Occorreva un avvenimento raro come l’ottantesimo compleanno del Pontefice perché Rai Uno trasmettesse, con ogni cura di immagine e di qualità di suono, un concerto in diretta alle sette di sera, per oltre un’ora e senza interruzioni pubblicitarie!

Un sorprendente concerto. Non solo per i dati di cronaca: l’Orchestra della Radio di Stoccarda era infatti diretta da Gustavo Dudamel, ventisei anni, venezuelano, il cui principale impegno è lavorare con l’Orchestra Giovanile Simon Bolivar, formata da ragazzini del suo Paese strappati alla miseria e al degrado e che trovano nella musica un’arma potente e mite di riscatto. Ma sorprendente per le musiche scelte: nella Sala Nervi del Vaticano gli invitati hanno ascoltato il terzo Concerto per violino di Mozart, la Sinfonia «dal Nuovo Mondo» di Antonín Dvorák e la Sonata XIII di Giovanni Gabrieli, breve capolavoro di sontuosità barocca e unico brano dei tre che abbia un’origine liturgica.

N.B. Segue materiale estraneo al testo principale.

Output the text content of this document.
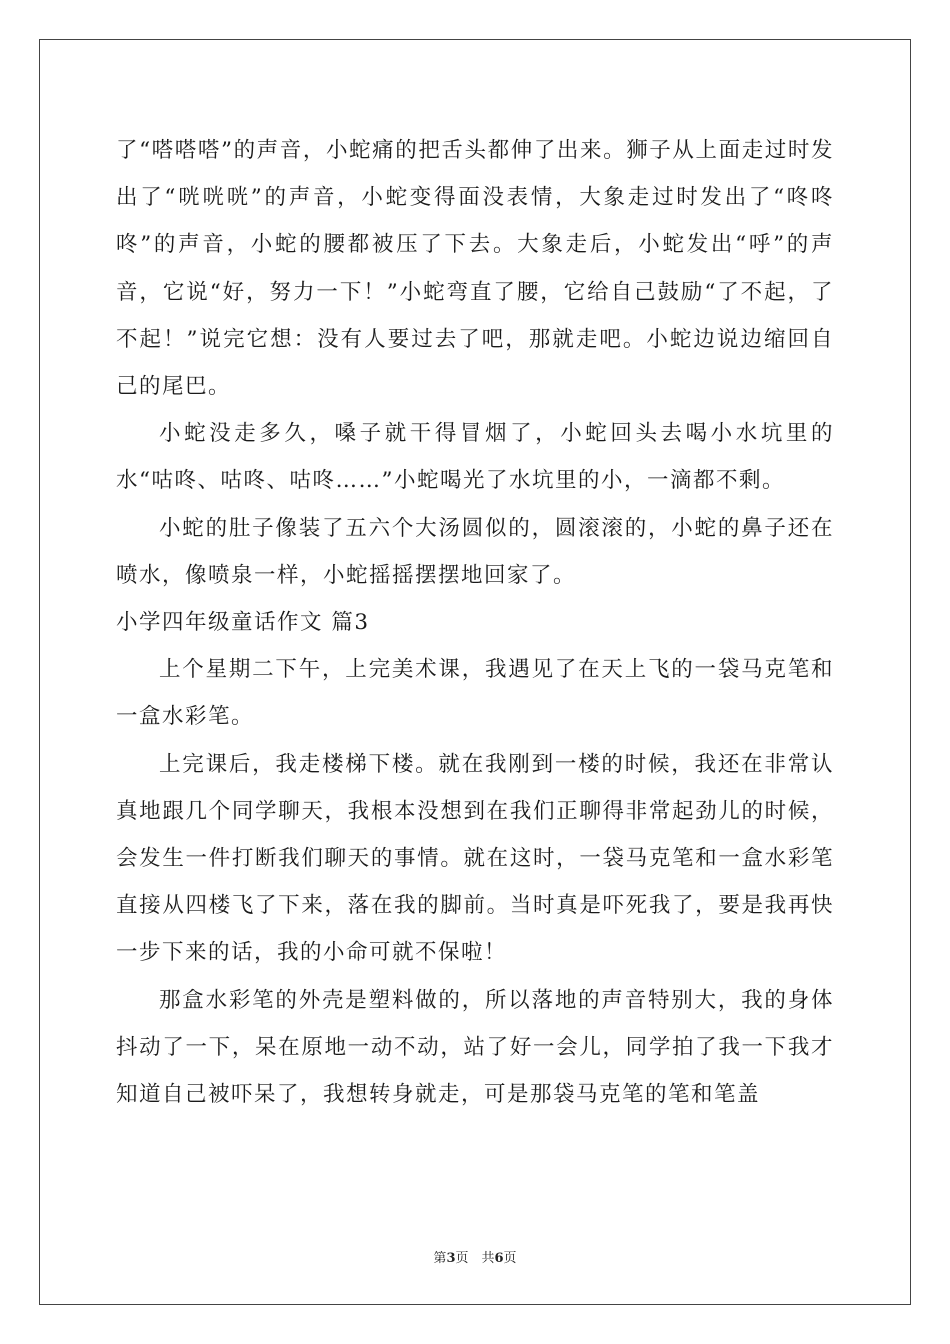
了“嗒嗒嗒”的声音，小蛇痛的把舌头都伸了出来。狮子从上面走过时发出了“咣咣咣”的声音，小蛇变得面没表情，大象走过时发出了“咚咚咚”的声音，小蛇的腰都被压了下去。大象走后，小蛇发出“呼”的声音，它说“好，努力一下！”小蛇弯直了腰，它给自己鼓励“了不起，了不起！”说完它想：没有人要过去了吧，那就走吧。小蛇边说边缩回自己的尾巴。

小蛇没走多久，嗓子就干得冒烟了，小蛇回头去喝小水坑里的水“咕咚、咕咚、咕咚……”小蛇喝光了水坑里的小，一滴都不剩。

小蛇的肚子像装了五六个大汤圆似的，圆滚滚的，小蛇的鼻子还在喷水，像喷泉一样，小蛇摇摇摆摆地回家了。

小学四年级童话作文 篇3

上个星期二下午，上完美术课，我遇见了在天上飞的一袋马克笔和一盒水彩笔。

上完课后，我走楼梯下楼。就在我刚到一楼的时候，我还在非常认真地跟几个同学聊天，我根本没想到在我们正聊得非常起劲儿的时候，会发生一件打断我们聊天的事情。就在这时，一袋马克笔和一盒水彩笔直接从四楼飞了下来，落在我的脚前。当时真是吓死我了，要是我再快一步下来的话，我的小命可就不保啦！

那盒水彩笔的外壳是塑料做的，所以落地的声音特别大，我的身体抖动了一下，呆在原地一动不动，站了好一会儿，同学拍了我一下我才知道自己被吓呆了，我想转身就走，可是那袋马克笔的笔和笔盖

第3页　共6页
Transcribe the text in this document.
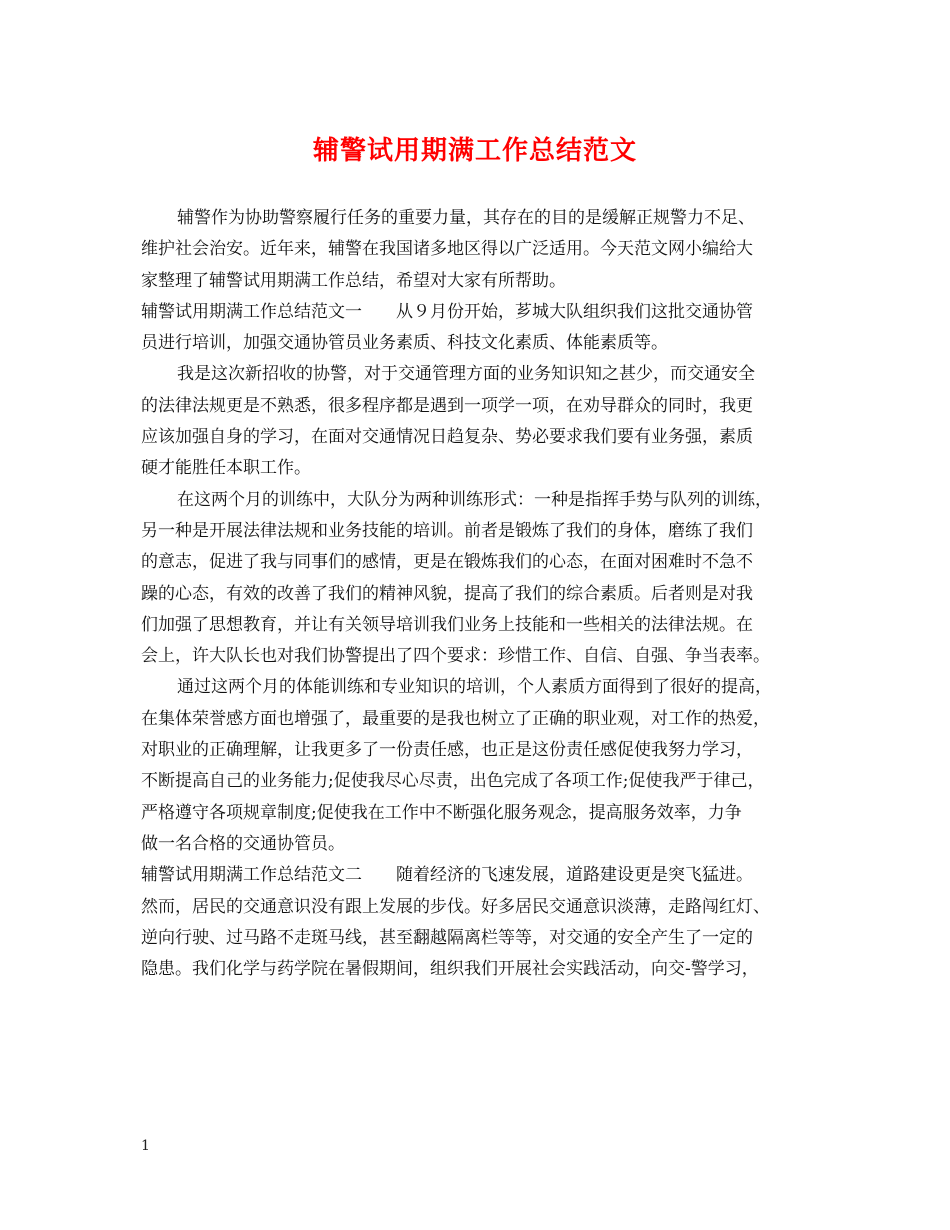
辅警试用期满工作总结范文
辅警作为协助警察履行任务的重要力量，其存在的目的是缓解正规警力不足、
维护社会治安。近年来，辅警在我国诸多地区得以广泛适用。今天范文网小编给大
家整理了辅警试用期满工作总结，希望对大家有所帮助。
辅警试用期满工作总结范文一　　从９月份开始，芗城大队组织我们这批交通协管
员进行培训，加强交通协管员业务素质、科技文化素质、体能素质等。
我是这次新招收的协警，对于交通管理方面的业务知识知之甚少，而交通安全
的法律法规更是不熟悉，很多程序都是遇到一项学一项，在劝导群众的同时，我更
应该加强自身的学习，在面对交通情况日趋复杂、势必要求我们要有业务强，素质
硬才能胜任本职工作。
在这两个月的训练中，大队分为两种训练形式：一种是指挥手势与队列的训练，
另一种是开展法律法规和业务技能的培训。前者是锻炼了我们的身体，磨练了我们
的意志，促进了我与同事们的感情，更是在锻炼我们的心态，在面对困难时不急不
躁的心态，有效的改善了我们的精神风貌，提高了我们的综合素质。后者则是对我
们加强了思想教育，并让有关领导培训我们业务上技能和一些相关的法律法规。在
会上，许大队长也对我们协警提出了四个要求：珍惜工作、自信、自强、争当表率。
通过这两个月的体能训练和专业知识的培训，个人素质方面得到了很好的提高，
在集体荣誉感方面也增强了，最重要的是我也树立了正确的职业观，对工作的热爱，
对职业的正确理解，让我更多了一份责任感，也正是这份责任感促使我努力学习，
不断提高自己的业务能力;促使我尽心尽责，出色完成了各项工作;促使我严于律己，
严格遵守各项规章制度;促使我在工作中不断强化服务观念，提高服务效率，力争
做一名合格的交通协管员。
辅警试用期满工作总结范文二　　随着经济的飞速发展，道路建设更是突飞猛进。
然而，居民的交通意识没有跟上发展的步伐。好多居民交通意识淡薄，走路闯红灯、
逆向行驶、过马路不走斑马线，甚至翻越隔离栏等等，对交通的安全产生了一定的
隐患。我们化学与药学院在暑假期间，组织我们开展社会实践活动，向交-警学习，
1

«La musica - ha detto poi Benedetto XVI, ringraziando i propri genitori per avergliela fatta "studiare" - è stata una compagna di viaggio che sempre mi ha offerto conforto e gioia. La musica è veramente il linguaggio universale della bellezza, porta gli uomini ad alzare lo sguardo verso l’alto e ad aprirsi al bene e al bello assoluti, che hanno la loro sorgente in Dio stesso».

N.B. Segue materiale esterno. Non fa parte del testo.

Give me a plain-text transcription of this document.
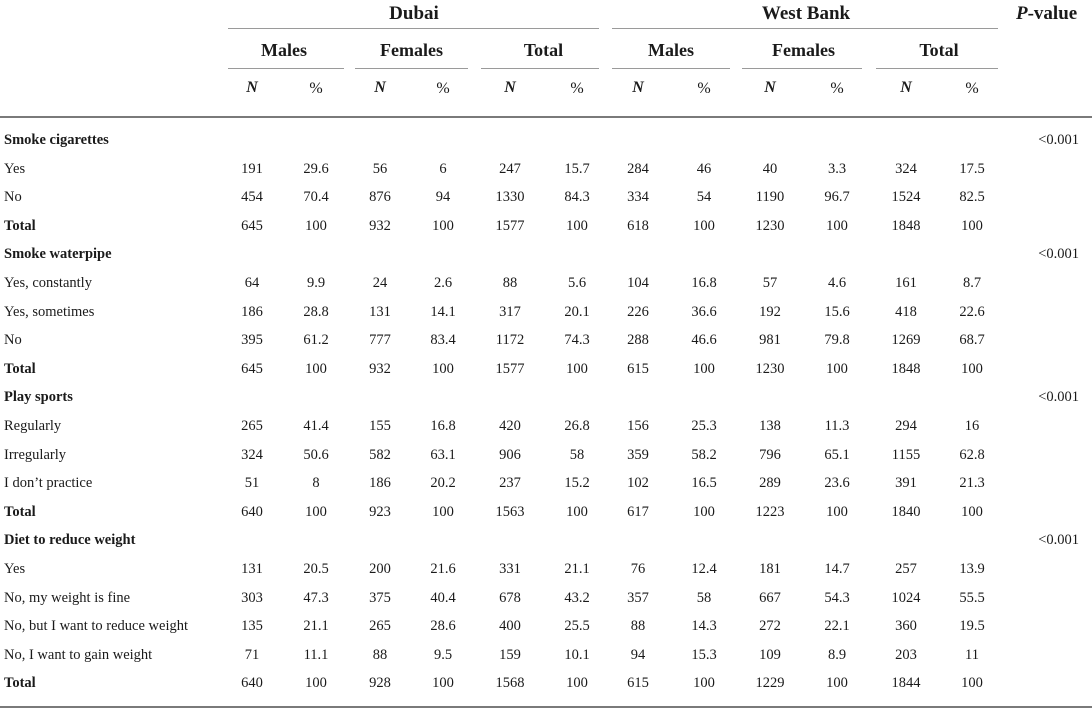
Dubai
Males	Females	Total
West Bank
Males	Females	Total
P-value
N	%	N	%	N	%	N	%	N	%	N	%
Smoke cigarettes	<0.001
Yes	191	29.6	56	6	247	15.7	284	46	40	3.3	324	17.5
No	454	70.4	876	94	1330	84.3	334	54	1190	96.7	1524	82.5
Total	645	100	932	100	1577	100	618	100	1230	100	1848	100
Smoke waterpipe	<0.001
Yes, constantly	64	9.9	24	2.6	88	5.6	104	16.8	57	4.6	161	8.7
Yes, sometimes	186	28.8	131	14.1	317	20.1	226	36.6	192	15.6	418	22.6
No	395	61.2	777	83.4	1172	74.3	288	46.6	981	79.8	1269	68.7
Total	645	100	932	100	1577	100	615	100	1230	100	1848	100
Play sports	<0.001
Regularly	265	41.4	155	16.8	420	26.8	156	25.3	138	11.3	294	16
Irregularly	324	50.6	582	63.1	906	58	359	58.2	796	65.1	1155	62.8
I don’t practice	51	8	186	20.2	237	15.2	102	16.5	289	23.6	391	21.3
Total	640	100	923	100	1563	100	617	100	1223	100	1840	100
Diet to reduce weight	<0.001
Yes	131	20.5	200	21.6	331	21.1	76	12.4	181	14.7	257	13.9
No, my weight is fine	303	47.3	375	40.4	678	43.2	357	58	667	54.3	1024	55.5
No, but I want to reduce weight	135	21.1	265	28.6	400	25.5	88	14.3	272	22.1	360	19.5
No, I want to gain weight	71	11.1	88	9.5	159	10.1	94	15.3	109	8.9	203	11
Total	640	100	928	100	1568	100	615	100	1229	100	1844	100
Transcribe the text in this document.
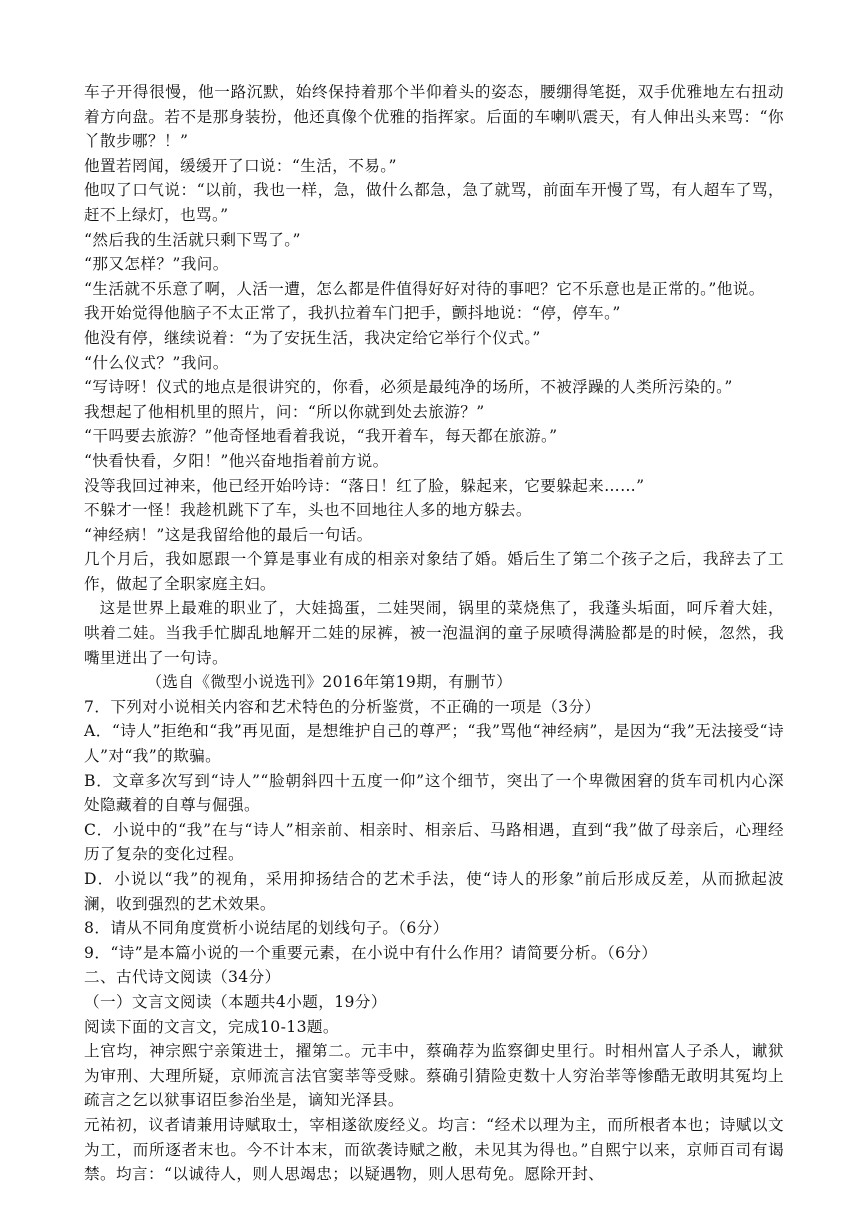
车子开得很慢，他一路沉默，始终保持着那个半仰着头的姿态，腰绷得笔挺，双手优雅地左右扭动着方向盘。若不是那身装扮，他还真像个优雅的指挥家。后面的车喇叭震天，有人伸出头来骂：“你丫散步哪？！”

他置若罔闻，缓缓开了口说：“生活，不易。”

他叹了口气说：“以前，我也一样，急，做什么都急，急了就骂，前面车开慢了骂，有人超车了骂，赶不上绿灯，也骂。”

“然后我的生活就只剩下骂了。”

“那又怎样？”我问。

“生活就不乐意了啊，人活一遭，怎么都是件值得好好对待的事吧？它不乐意也是正常的。”他说。

我开始觉得他脑子不太正常了，我扒拉着车门把手，颤抖地说：“停，停车。”

他没有停，继续说着：“为了安抚生活，我决定给它举行个仪式。”

“什么仪式？”我问。

“写诗呀！仪式的地点是很讲究的，你看，必须是最纯净的场所，不被浮躁的人类所污染的。”

我想起了他相机里的照片，问：“所以你就到处去旅游？”

“干吗要去旅游？”他奇怪地看着我说，“我开着车，每天都在旅游。”

“快看快看，夕阳！”他兴奋地指着前方说。

没等我回过神来，他已经开始吟诗：“落日！红了脸，躲起来，它要躲起来……”

不躲才一怪！我趁机跳下了车，头也不回地往人多的地方躲去。

“神经病！”这是我留给他的最后一句话。

几个月后，我如愿跟一个算是事业有成的相亲对象结了婚。婚后生了第二个孩子之后，我辞去了工作，做起了全职家庭主妇。

这是世界上最难的职业了，大娃捣蛋，二娃哭闹，锅里的菜烧焦了，我蓬头垢面，呵斥着大娃，哄着二娃。当我手忙脚乱地解开二娃的尿裤，被一泡温润的童子尿喷得满脸都是的时候，忽然，我嘴里迸出了一句诗。

（选自《微型小说选刊》2016年第19期，有删节）

7．下列对小说相关内容和艺术特色的分析鉴赏，不正确的一项是（3分）

A．“诗人”拒绝和“我”再见面，是想维护自己的尊严；“我”骂他“神经病”，是因为“我”无法接受“诗人”对“我”的欺骗。

B．文章多次写到“诗人”“脸朝斜四十五度一仰”这个细节，突出了一个卑微困窘的货车司机内心深处隐藏着的自尊与倔强。

C．小说中的“我”在与“诗人”相亲前、相亲时、相亲后、马路相遇，直到“我”做了母亲后，心理经历了复杂的变化过程。

D．小说以“我”的视角，采用抑扬结合的艺术手法，使“诗人的形象”前后形成反差，从而掀起波澜，收到强烈的艺术效果。

8．请从不同角度赏析小说结尾的划线句子。（6分）

9．“诗”是本篇小说的一个重要元素，在小说中有什么作用？请简要分析。（6分）

二、古代诗文阅读（34分）

（一）文言文阅读（本题共4小题，19分）

阅读下面的文言文，完成10-13题。

上官均，神宗熙宁亲策进士，擢第二。元丰中，蔡确荐为监察御史里行。时相州富人子杀人，谳狱为审刑、大理所疑，京师流言法官窦莘等受赇。蔡确引猜险吏数十人穷治莘等惨酷无敢明其冤均上疏言之乞以狱事诏臣参治坐是，谪知光泽县。

元祐初，议者请兼用诗赋取士，宰相遂欲废经义。均言：“经术以理为主，而所根者本也；诗赋以文为工，而所逐者末也。今不计本末，而欲袭诗赋之敝，未见其为得也。”自熙宁以来，京师百司有谒禁。均言：“以诚待人，则人思竭忠；以疑遇物，则人思苟免。愿除开封、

La bellezza della musica possiede dunque una sua sacralità. Tutta la musica, o soltanto quella che comunemente definiamo sacra? Al riguardo, le opinioni sono assai varie. Secondo Pierre Boulez, «sacra è tutta la musica che racconta la verità e la vastità di ogni esperienza umana». Per John Eliot Gardiner, direttore artistico di «Anima Mundi», festival di musica sacra che si svolge nel Duomo di Pisa, «è la qualità dell’esecuzione e il contesto in cui avviene che rendono sacra una musica». Se è così, il concerto del 16 aprile 2007 - che rimarrà nella storia dei concerti vaticani - è stato «sacro», anche se la Sala Nervi non è un luogo di culto, anche se le prescelte musiche di Mozart e Dvorák sono nate in contesti del tutto laici.

All’interno dell’organizzazione cattolica, però, le linee di pensiero e le pratiche sono diverse. Come racconta don Luigi Garbini nella sua recente Breve storia della musica sacra, è un atteggiamento di chiusura e di esclusione a prevalere, nella preoccupazione di difendere sia una riconoscibile specificità liturgica della musica, sia una sua immediata capacità di comunicazione e coinvolgimento. Un duplice obiettivo che ha trovato voce, spesso deludente, in tante semplici Messe contemporanee composte da religiosi o da zelanti chierici quanto nelle canzoni intonate da qualche decennio nelle chiese durante le funzioni.

Per quanto riguarda il contatto con il mondo del pop, cercato e ottenuto da Giovanni Paolo II, lo stop di papa Ratzinger è stato immediato. Non ama questa musica, non appartiene alla sua formazione, non la considera in grado di avviare un ascolto, un dialogo «sacri». Lui, sente più vicino al «bene e al bello assoluti» Bach piuttosto che Bob Dylan e non ha remore nel dirlo. Dylan sarà senz’altro d’accordo, le gerarchie vaticane chissà.